By CHRIS JENKINS
AP Sports Writer
MILWAUKEE -- Kelvin Sampson still gets a thrill from watching the NCAA tournament, even though he knows he'll probably never be part of it again.
Sampson beams when he talks about the success of Villanova guard Scottie Reynolds, a player he originally recruited to Oklahoma. He's happy to see his friends in coaching keep winning.
But given the fallout from Sampson's messy exit from Indiana University, he has accepted the idea that his exile from college basketball probably is permanent. So as he winds up his first year as an assistant to Milwaukee Bucks coach Scott Skiles, Sampson has a new goal in mind: To become a head coach in the NBA.
"You never say never," Sampson told The Associated Press, when asked about a potential return to college. "But I'm really excited about the NBA, and I'm excited about the possibility of becoming a head coach in the NBA one day, maybe. And if it works out, it works out. If it does, it does. If it doesn't, it doesn't. But just being here with the Bucks, being part of this rebuilding, is exciting for me."
Sampson joined Skiles' staff in May, less than three months after resigning as the Hoosiers coach and accepting a $750,000 buyout after an NCAA report charged him with five major NCAA rules violations.
Other coaches have rebounded from NCAA violations and resurfaced, although Sampson's future is complicated by strict NCAA penalties that essentially prevent him from coaching in college until 2013.
Sampson is appealing the NCAA's ruling, but is otherwise trying to move past his tumultuous departure from the Hoosiers.
"I don't talk about that," he said. "It's in the past."
But Sampson does admit to some lingering regrets about a decision he made earlier in his career, when he left Oklahoma for Indiana in 2006.
In the course of a discussion about Reynolds, who went to Villanova after Sampson left Oklahoma for Indiana, Sampson said he worried about abandoning recruits who signed with him to play for the Sooners.
"When I left Oklahoma, I felt really guilty," Sampson said. "It was really emotional leaving the kids that you signed.

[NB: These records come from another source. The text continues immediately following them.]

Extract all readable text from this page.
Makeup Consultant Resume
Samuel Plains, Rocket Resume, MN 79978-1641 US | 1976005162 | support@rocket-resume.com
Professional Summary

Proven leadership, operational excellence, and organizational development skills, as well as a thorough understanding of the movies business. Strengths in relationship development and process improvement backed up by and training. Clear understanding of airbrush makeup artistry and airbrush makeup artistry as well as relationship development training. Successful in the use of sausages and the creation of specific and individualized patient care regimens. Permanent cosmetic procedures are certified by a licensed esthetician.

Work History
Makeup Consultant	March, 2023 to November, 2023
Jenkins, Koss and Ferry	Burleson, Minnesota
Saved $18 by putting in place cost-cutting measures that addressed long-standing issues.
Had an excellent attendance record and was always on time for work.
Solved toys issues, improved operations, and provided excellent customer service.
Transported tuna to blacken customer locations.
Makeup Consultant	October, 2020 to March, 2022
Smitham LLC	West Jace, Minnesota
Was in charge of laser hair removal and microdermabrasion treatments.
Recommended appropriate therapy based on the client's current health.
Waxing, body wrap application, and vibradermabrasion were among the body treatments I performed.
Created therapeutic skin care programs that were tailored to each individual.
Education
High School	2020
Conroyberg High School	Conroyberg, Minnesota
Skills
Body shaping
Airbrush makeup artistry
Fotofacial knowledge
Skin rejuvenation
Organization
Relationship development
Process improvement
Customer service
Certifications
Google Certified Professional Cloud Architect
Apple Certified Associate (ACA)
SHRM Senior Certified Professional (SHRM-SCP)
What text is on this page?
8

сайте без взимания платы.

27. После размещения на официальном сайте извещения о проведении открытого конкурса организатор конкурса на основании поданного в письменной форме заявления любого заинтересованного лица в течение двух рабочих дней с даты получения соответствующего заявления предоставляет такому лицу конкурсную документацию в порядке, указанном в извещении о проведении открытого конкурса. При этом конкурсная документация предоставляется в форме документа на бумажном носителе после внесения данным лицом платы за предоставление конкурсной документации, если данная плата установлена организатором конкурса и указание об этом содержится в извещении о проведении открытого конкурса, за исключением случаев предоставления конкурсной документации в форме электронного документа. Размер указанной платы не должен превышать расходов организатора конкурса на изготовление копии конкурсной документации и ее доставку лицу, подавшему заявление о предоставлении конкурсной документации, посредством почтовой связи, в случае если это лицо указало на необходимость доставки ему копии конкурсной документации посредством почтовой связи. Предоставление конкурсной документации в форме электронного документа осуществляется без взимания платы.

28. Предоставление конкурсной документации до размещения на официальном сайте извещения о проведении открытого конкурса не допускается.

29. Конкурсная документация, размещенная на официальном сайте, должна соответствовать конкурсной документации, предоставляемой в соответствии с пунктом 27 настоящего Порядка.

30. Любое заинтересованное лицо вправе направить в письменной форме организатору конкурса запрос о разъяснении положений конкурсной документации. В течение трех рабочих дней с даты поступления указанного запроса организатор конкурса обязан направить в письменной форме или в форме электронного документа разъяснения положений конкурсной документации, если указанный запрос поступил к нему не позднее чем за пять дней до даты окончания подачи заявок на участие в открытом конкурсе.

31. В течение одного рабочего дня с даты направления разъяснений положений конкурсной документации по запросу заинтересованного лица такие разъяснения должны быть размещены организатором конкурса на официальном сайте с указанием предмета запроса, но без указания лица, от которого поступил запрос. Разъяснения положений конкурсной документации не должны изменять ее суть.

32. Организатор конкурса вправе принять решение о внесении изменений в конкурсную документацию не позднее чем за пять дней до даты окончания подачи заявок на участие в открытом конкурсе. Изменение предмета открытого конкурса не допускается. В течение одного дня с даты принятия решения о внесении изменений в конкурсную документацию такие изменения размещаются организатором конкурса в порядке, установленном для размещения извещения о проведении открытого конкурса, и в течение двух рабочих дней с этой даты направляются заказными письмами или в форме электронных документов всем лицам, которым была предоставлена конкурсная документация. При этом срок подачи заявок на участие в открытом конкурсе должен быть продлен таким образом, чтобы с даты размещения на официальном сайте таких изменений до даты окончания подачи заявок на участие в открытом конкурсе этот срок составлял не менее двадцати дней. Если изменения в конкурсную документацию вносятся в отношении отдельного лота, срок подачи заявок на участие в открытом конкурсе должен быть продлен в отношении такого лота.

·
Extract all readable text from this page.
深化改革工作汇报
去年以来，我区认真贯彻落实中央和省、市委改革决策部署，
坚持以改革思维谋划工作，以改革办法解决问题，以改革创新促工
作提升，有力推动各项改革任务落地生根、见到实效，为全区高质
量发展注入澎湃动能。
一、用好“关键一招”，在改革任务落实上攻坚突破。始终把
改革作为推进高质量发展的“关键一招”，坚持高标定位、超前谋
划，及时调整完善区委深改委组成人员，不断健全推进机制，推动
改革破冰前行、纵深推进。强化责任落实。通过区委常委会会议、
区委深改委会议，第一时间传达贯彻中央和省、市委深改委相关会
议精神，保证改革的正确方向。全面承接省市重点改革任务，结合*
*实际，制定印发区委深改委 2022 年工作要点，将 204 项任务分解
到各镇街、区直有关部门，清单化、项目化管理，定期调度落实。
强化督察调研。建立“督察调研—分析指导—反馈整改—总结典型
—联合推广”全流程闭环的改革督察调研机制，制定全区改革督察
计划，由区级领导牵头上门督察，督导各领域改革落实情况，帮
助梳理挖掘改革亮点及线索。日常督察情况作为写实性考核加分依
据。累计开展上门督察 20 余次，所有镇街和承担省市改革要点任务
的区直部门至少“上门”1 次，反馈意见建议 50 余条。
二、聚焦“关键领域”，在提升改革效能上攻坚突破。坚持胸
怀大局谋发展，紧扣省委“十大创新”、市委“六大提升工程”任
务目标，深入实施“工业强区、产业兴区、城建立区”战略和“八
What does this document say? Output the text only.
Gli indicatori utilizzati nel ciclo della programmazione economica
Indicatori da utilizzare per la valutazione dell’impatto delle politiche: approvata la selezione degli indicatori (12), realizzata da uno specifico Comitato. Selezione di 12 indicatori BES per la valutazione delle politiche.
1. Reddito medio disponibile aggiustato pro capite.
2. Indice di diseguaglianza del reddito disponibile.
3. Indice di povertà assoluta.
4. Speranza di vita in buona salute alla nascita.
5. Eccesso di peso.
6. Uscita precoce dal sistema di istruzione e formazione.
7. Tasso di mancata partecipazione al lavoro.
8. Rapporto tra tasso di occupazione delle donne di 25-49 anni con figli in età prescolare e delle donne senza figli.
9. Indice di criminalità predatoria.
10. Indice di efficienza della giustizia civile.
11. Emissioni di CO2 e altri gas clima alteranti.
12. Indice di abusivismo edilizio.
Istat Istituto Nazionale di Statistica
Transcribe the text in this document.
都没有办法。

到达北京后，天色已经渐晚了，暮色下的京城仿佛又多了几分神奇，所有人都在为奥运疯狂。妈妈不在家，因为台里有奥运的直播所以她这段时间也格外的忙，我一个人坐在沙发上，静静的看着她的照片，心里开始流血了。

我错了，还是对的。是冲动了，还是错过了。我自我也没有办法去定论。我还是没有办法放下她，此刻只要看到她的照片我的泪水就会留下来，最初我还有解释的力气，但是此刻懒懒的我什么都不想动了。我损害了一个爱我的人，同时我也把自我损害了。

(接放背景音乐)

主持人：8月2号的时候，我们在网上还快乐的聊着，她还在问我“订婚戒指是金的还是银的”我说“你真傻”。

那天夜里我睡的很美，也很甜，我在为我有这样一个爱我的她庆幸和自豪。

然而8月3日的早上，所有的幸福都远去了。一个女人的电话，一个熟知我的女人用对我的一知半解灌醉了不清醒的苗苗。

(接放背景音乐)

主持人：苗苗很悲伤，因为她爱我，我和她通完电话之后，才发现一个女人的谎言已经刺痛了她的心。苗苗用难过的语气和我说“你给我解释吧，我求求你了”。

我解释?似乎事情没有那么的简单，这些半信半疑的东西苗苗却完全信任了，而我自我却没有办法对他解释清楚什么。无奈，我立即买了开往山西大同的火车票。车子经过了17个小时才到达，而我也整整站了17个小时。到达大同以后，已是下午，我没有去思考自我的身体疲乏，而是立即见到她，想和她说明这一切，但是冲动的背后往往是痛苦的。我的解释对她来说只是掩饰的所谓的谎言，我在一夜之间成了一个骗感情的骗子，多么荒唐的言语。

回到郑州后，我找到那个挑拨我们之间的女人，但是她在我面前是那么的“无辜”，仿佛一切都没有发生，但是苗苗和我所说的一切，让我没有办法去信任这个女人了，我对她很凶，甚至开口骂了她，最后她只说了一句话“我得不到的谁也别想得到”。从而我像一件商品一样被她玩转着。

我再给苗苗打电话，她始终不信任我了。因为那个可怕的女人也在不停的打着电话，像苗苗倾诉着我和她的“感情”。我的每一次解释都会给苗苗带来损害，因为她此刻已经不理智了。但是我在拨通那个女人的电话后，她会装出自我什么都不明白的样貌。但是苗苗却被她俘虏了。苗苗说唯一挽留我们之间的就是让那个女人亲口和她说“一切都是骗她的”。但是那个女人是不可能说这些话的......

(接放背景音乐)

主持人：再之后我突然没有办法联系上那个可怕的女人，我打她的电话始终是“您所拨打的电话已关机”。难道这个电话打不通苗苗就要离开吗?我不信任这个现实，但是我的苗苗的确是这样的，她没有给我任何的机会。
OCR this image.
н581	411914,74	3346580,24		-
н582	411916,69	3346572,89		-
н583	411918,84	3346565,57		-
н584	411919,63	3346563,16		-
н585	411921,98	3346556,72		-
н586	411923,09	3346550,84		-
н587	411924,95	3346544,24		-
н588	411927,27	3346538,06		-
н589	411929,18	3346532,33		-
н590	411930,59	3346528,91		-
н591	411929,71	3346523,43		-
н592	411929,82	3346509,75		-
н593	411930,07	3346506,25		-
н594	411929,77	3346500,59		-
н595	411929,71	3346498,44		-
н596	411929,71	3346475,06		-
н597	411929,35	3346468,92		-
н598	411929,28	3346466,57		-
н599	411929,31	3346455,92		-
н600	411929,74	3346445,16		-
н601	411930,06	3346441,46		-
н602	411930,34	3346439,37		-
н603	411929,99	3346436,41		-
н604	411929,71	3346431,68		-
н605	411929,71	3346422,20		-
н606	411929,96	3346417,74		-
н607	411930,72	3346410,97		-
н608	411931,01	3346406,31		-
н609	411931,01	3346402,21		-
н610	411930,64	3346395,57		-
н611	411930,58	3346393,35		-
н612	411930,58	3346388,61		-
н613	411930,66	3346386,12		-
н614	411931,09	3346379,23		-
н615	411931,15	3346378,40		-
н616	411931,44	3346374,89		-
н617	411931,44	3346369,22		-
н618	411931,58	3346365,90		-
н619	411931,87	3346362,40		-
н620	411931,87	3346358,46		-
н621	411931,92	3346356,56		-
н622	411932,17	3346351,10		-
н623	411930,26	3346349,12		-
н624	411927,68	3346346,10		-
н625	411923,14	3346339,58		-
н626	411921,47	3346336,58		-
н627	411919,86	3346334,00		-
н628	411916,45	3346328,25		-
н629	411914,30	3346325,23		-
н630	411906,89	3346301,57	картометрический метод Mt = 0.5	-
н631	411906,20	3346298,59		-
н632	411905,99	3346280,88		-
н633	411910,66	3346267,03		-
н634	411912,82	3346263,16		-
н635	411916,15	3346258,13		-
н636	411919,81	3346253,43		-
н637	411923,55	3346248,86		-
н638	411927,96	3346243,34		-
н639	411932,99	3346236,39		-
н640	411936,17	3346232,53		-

You know that they signed to go play for you. And then when I left, they left -- and nobody wins in that deal. Oklahoma, those kids, in hindsight, you wish they had stayed at Oklahoma. But they chose to go somewhere else, and I'm just so thankful and so grateful. And I prayed, I prayed, that those guys would have great careers. And they have."
None more than Reynolds, whose success in the tournament has reminded Sampson of what he's missing.
"I had a lot of mixed emotions watching the tournament," he said. "I was fortunate to be in it for 14 years. But it's always exciting. I saw a lot of great games. I still have a lot of good friends who are coaching and it's always good to pull for them."
But Sampson also is learning to love life in the pros. And the more he learns, the more he sees the NBA as his permanent home.
Coming into this season, Sampson expected to find players who fit the NBA stereotype: Highly paid divas who don't listen to coaches. But Sampson says his real-world experience with Bucks players such as Charlie Villanueva, Charlie Bell and Richard Jefferson has been the opposite.
"The thing that's surprised me is how receptive players have been to coaching," Sampson said. "You know, you hear about things, but from Charlie to Charlie to Richard, everybody -- everybody on this team is coachable, and I think that says a lot about the organization and the kind of guys they have in here."
Sampson also has learned from Skiles, particularly the nuances of identifying and taking advantage of mismatches.
"The one thing the NBA does a great job of is taking advantage of mismatches," Sampson said. "You know, Scott's really good at figuring out where our mismatch is, and we have set plays, a sequence of set plays that we can call to take advantage of a mismatch at any time. That's something that (if) I become a head coach, I can utilize that -- something I don't know that I've ever really done a good job of in the past. I've coached against guys in college who did a good job of that, but it's something I can be better at."
Sampson is under contract with the Bucks for next season and expects to be back. With injured stars Michael Redd and Andrew Bogut returning to the court, he thinks the Bucks can have success.
"I enjoy being in Milwaukee, I enjoy the NBA," Sampson said. "It's a little bit of a novelty for me, and it's nice to see another coach do it a different way. I've been a head coach for 25 years, and I really haven't seen how any other coach does it. I've done it my way for a long time, and I've learned a lot this year."